What gets VCs excited about GenHealth is its ability not only to take advantage of HCR but to actually participate in it by driving down health care costs and increasing use of gatekeeping genetic tests. GenHealth styles itself a “Genetic Benefit Manager [GBM],” analogous to the Pharmacy Benefit Managers (“PBMs”) Medco and the like – a company where GenHealth founding CEO Per Lofberg served as chairman from 1993 to 2000.

Raju Kucherlapati, Harvard professor and Personalized Medicine Conference founder

Raju Kucherlapati, Harvard professor and Personalized Medicine Conference founder (Image Justin A. Knight)

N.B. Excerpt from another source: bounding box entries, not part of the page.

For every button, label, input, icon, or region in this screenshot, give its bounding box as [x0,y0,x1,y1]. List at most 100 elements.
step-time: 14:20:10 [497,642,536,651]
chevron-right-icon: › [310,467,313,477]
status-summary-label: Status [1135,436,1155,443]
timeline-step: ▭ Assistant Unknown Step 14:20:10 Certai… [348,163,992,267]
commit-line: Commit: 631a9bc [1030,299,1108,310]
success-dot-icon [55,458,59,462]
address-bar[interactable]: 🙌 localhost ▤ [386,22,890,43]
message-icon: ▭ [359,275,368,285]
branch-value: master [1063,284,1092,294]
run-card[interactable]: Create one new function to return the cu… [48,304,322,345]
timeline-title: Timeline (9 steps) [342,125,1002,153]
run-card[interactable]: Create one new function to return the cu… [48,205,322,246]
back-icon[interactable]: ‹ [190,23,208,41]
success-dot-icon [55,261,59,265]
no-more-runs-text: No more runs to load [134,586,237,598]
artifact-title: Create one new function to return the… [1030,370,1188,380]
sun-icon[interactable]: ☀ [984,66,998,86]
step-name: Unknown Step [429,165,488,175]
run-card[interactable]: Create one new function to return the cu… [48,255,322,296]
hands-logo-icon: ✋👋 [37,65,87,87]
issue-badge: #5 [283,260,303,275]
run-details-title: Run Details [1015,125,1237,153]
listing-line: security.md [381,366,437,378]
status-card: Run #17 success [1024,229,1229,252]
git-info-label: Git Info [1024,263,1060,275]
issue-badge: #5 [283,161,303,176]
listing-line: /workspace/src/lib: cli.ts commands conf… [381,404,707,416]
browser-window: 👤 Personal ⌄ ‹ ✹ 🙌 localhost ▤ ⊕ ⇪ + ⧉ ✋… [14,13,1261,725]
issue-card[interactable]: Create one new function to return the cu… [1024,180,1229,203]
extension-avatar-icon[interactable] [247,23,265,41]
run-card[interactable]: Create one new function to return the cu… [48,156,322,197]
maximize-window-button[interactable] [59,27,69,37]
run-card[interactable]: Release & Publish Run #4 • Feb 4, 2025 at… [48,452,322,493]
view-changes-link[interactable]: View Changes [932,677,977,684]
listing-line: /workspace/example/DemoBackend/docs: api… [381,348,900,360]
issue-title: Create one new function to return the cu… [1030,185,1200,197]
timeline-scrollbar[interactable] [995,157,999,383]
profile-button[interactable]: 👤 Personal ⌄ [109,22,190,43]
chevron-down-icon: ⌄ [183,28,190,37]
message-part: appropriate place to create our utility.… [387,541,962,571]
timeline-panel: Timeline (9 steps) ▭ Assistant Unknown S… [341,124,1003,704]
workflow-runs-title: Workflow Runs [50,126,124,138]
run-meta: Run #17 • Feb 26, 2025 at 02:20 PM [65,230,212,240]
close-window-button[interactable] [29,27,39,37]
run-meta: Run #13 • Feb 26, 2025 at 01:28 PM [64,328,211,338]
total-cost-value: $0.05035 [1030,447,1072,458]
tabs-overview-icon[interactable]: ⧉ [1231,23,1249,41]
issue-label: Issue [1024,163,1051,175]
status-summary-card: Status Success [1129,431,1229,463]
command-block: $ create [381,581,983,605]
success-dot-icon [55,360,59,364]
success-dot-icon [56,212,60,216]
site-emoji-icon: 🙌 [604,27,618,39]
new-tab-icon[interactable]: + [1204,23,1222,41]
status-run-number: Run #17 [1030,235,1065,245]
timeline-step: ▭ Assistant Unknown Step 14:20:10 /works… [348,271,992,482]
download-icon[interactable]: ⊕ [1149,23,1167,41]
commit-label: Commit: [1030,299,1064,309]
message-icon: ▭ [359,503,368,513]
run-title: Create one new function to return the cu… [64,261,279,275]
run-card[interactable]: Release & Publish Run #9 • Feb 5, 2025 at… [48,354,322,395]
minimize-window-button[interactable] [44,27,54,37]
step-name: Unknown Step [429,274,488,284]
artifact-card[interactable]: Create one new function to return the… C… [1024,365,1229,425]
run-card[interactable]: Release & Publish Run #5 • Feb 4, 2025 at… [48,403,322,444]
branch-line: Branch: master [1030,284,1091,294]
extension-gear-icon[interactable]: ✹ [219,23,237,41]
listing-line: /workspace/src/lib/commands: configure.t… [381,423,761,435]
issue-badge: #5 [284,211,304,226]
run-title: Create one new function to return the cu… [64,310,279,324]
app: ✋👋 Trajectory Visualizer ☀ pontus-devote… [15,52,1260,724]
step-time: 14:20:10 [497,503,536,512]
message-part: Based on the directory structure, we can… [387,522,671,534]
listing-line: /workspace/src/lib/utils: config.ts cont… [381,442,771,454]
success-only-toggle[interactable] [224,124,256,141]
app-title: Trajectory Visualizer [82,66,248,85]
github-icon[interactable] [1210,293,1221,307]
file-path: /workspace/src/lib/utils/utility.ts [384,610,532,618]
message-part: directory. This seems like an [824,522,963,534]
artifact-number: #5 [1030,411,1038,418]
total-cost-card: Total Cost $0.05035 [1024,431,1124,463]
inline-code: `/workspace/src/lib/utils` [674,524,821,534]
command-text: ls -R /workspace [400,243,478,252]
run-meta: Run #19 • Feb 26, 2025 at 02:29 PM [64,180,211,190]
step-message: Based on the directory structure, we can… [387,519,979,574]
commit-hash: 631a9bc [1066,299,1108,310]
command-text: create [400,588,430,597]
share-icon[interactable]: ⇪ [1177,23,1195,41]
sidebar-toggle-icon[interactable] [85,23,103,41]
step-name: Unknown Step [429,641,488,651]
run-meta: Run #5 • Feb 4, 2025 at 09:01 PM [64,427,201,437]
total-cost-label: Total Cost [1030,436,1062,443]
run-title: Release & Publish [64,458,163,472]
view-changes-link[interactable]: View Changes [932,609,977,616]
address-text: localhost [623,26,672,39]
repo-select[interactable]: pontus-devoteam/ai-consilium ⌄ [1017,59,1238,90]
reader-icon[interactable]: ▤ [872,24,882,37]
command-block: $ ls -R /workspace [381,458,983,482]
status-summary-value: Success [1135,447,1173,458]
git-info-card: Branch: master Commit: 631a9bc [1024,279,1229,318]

The discussion about GenHealth’s business stimulated one of the more interesting exchanges of the conference. PCPGM founder and conference organizer Raju Kucherlapati asked CVS Caremark’s Brennan exactly how many tests CVS Caremark is already reimbursing for or including in its decision-making process about providing pharmacy benefits. Brennen did not answer the question, but he did say that the first inroads are in “high-cost disease.” If a treatment costs $100,000 a patient, for example, and a test costs $1,000, even one patient being safely spared the treatment more than pays for the cost of the test for many patients.

“Right now [our testing] is limited to a series of cancer diagnostics,” said Brennen. “Like most PBMs, we operate a specialty pharmacy with high-cost medications and that is where we do the most genetic testing,” he added. In the non-specialty areas, there is not yet “reasonable evidence” for incorporating it into practice, although testing is more prevalent there than it was five years ago. However, the amount spent on testing is expected to grow quickly, he said, because “at Caremark, we will be leaders in cost reduction. That is why it is important for us to incorporate genetic tests. We want to stay away from provider-driven modes,” that is, to pay for care that matters to the patient.

(At the same moment as this edition of Boston Biotech Watch went up on the morning of December 21, 2009, CVS Caremark announced that it was taking “an increased ownership interest” in Generation Health. The press release quoted CVS Caremark Chairman Tom Ryan as saying that, with the additional investment, CVS Caremark is “accelerating our commitment to personalized medicine and making genomic benefit management an integral part of our PBM offering.” Indeed, in the same announcement, CVS Caremark named GenHealth CEO Per Lofberg as the President of the company’s PBM business; GenHealth co-founder will become its new CEO. Although the release said that GenHealth will continue to operate as an independent business, “offering a full range of GBM services to health care payors,” it was left unclear how free GenHealth would be to do strategic deals with other PBMs. Terms were not disclosed.)

Meanwhile, new genetic tests keep pouring in to payers at a rate of what feels like “100 a week,” said Madsen. Each new test faces the traditional gauntlet of long-term, prospective studies before it can start making investors money. So not only are new tests needed but also, as Aspinall and Hamermesh described in their 2007 article, better regulatory and reimbursement regimes. Until these key pieces are in place, most VC deals in the space will be vulnerable to the cash and momentum drain of drawn-out prospective testing.

# # #

Disclaimer: CBT Advisors has worked with Precision Therapeutics and Genomic Vision. When he was a venture capitalist, Steve Dickman was part of a team that invested in Precision Therapeutics.